At the airport, it seems everyone is wearing U.S. flag stickers with "WE REMEMBER" printed in blue, across one of the white stripes. At the entrance to security, one of the TSA officers going off shift pulls her work-related things in a red canvas bag. A small American flag attached to a wooden stick juts out of the corner of her bag, gently waving as she walks by. The message is subtle, yet powerful. I am stopped by security for a full bag search when the scanner detects the greek yogurt I forgot I was carrying. I turn down the option to go back out and consume it, wanting to just move through security and get to the gate. Where does that yogurt go? In a bin with shampoos, sun tan lotion, myriad toiletries... the land of disallowed and discarded liquids, born on 9/11.
It is 9/11/11 and as I pull my bag to the gate, every newspaper and magazine reminds me to remember. At the gate, the television is broadcasting live events from around the nation. Images I choose not to see, information I choose not to hear because at this time, I don't need these televised events to move through my day. A muslim woman in a head scarf walks by, an Indian man is selling pizza at an airport store, and I can hear a panoply of accents and languages around me as people walk to gates, to work, and into the arms of loved ones.
Flying on 9/11. It's an interesting, even moving experience. When you read this, you have already moved through Sunday in whatever way you chose to observe it. As for me, I am now typing at 32,000 feet, connected air-to-ground with the miracle of wireless networking.
President Obama has called for National unity; called for a day of service. We are to remember how it was when we cared deeply, as a melting pot nation, together. How it was when the wellbeing of others mattered to each of us. The wellbeing of others mattered and you could feel it. It was palpable.

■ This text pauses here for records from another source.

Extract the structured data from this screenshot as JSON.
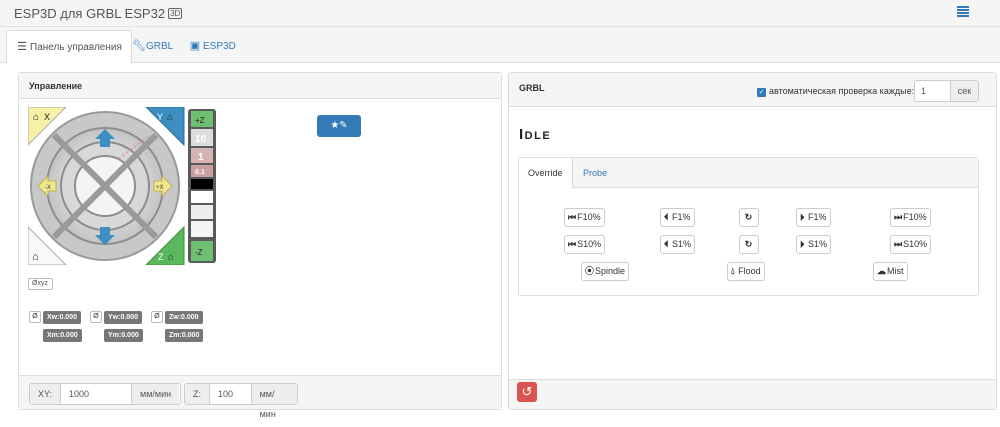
{
  "app": {
    "title": "ESP3D для GRBL ESP32",
    "title_icon": "3D"
  },
  "tabs": [
    {
      "label": "Панель управления",
      "icon": "dashboard-icon"
    },
    {
      "label": "GRBL",
      "icon": "wrench-icon"
    },
    {
      "label": "ESP3D",
      "icon": "esp3d-icon"
    }
  ],
  "control": {
    "title": "Управление",
    "jog": {
      "home_x": "X",
      "home_y": "Y",
      "home_z": "Z",
      "plus_z": "+Z",
      "minus_z": "-Z",
      "minus_x": "-X",
      "plus_x": "+X",
      "minus_y": "-Y",
      "steps": [
        "10",
        "1",
        "0.1"
      ]
    },
    "reset_xyz": "Øxyz",
    "zero_symbol": "Ø",
    "positions": {
      "xw": "Xw:0.000",
      "yw": "Yw:0.000",
      "zw": "Zw:0.000",
      "xm": "Xm:0.000",
      "ym": "Ym:0.000",
      "zm": "Zm:0.000"
    },
    "feed": {
      "xy_label": "XY:",
      "xy_value": "1000",
      "xy_unit": "мм/мин",
      "z_label": "Z:",
      "z_value": "100",
      "z_unit": "мм/мин"
    }
  },
  "grbl": {
    "title": "GRBL",
    "autocheck_label": "автоматическая проверка каждые:",
    "autocheck_checked": true,
    "autocheck_value": "1",
    "autocheck_unit": "сек",
    "state": "Idle",
    "subtabs": [
      "Override",
      "Probe"
    ],
    "override": {
      "row1": [
        "F10%",
        "F1%",
        "",
        "F1%",
        "F10%"
      ],
      "row2": [
        "S10%",
        "S1%",
        "",
        "S1%",
        "S10%"
      ],
      "spindle": "Spindle",
      "flood": "Flood",
      "mist": "Mist"
    }
  },
  "colors": {
    "accent": "#337ab7",
    "danger": "#d9534f",
    "home_yellow": "#f7f1a8",
    "home_blue": "#3d8fc2",
    "home_green": "#5cb85c"
  }
}
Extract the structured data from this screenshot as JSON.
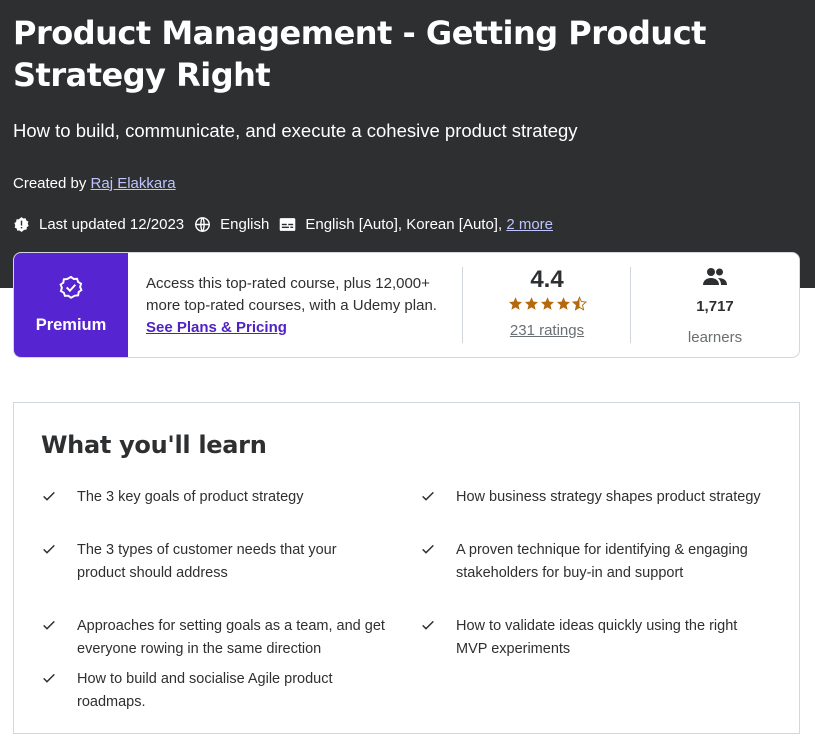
{
  "course": {
    "title": "Product Management - Getting Product Strategy Right",
    "subtitle": "How to build, communicate, and execute a cohesive product strategy",
    "created_by_label": "Created by",
    "instructor": "Raj Elakkara",
    "last_updated": "Last updated 12/2023",
    "language": "English",
    "captions": "English [Auto], Korean [Auto],",
    "captions_more": "2 more"
  },
  "premium": {
    "label": "Premium",
    "access_text": "Access this top-rated course, plus 12,000+ more top-rated courses, with a Udemy plan.",
    "plans_link": "See Plans & Pricing"
  },
  "stats": {
    "rating": "4.4",
    "stars_value": 4.4,
    "ratings_count": "231 ratings",
    "learners": "1,717",
    "learners_label": "learners"
  },
  "learn": {
    "heading": "What you'll learn",
    "items": [
      "The 3 key goals of product strategy",
      "How business strategy shapes product strategy",
      "The 3 types of customer needs that your product should address",
      "A proven technique for identifying & engaging stakeholders for buy-in and support",
      "Approaches for setting goals as a team, and get everyone rowing in the same direction",
      "How to validate ideas quickly using the right MVP experiments",
      "How to build and socialise Agile product roadmaps."
    ]
  },
  "colors": {
    "hero_bg": "#2d2f31",
    "premium_bg": "#5624d0",
    "link_purple": "#5022c3",
    "star": "#b4690e"
  }
}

I greatly enjoy the experience of meeting people on my plane trips. Today my seat mate lives in Atlanta and was in Philadelphia on business. He is a major manager over a restaurant franchise of which there are 2 in Philadelphia. I tell him I am on the Board of Health that made his restaurants list calories, sodium and fat content on his menus and we talk about how that impacted his business. Even he was surprised at the number of calories in his salads! We exchange cards and I make a mental note to pursue setting up a meeting where business owners and public health experts can talk more about impact. We are all in it together after all.
Its 9/11/11. Ten years later. The President has called for a day of service and while I understand the thrust of that, I prefer a slightly different focus. Its a day when each of us, individually and collectively, ought to resolve to meet someone new, to understand a different point of view, to appreciate a new perspective, community, culture. Democrats and republicans ought to try to share a cup of coffee and exchange viewpoints. We ought to get outside ourselves and learn something new about a next door neighbor or a global neighbor... something that underscores that they are just that, a neighbor.
WE REMEMBER. WE REMEMBER WE ARE NEIGHBORS. WE REMEMBER WE ALL LIVE ON THE SAME PLANET. What each of us does, affects the other.
This week, the incoming class of full time Drexel MPH students arrive. Its easily one of the most exciting times of each year, every year. The mission of public health is to ensure conditions in which all people can achieve good health. All people, everywhere. Because our collective well being matters, and it will define our future, together. Welcome class of 2013 - it will be great getting to know you!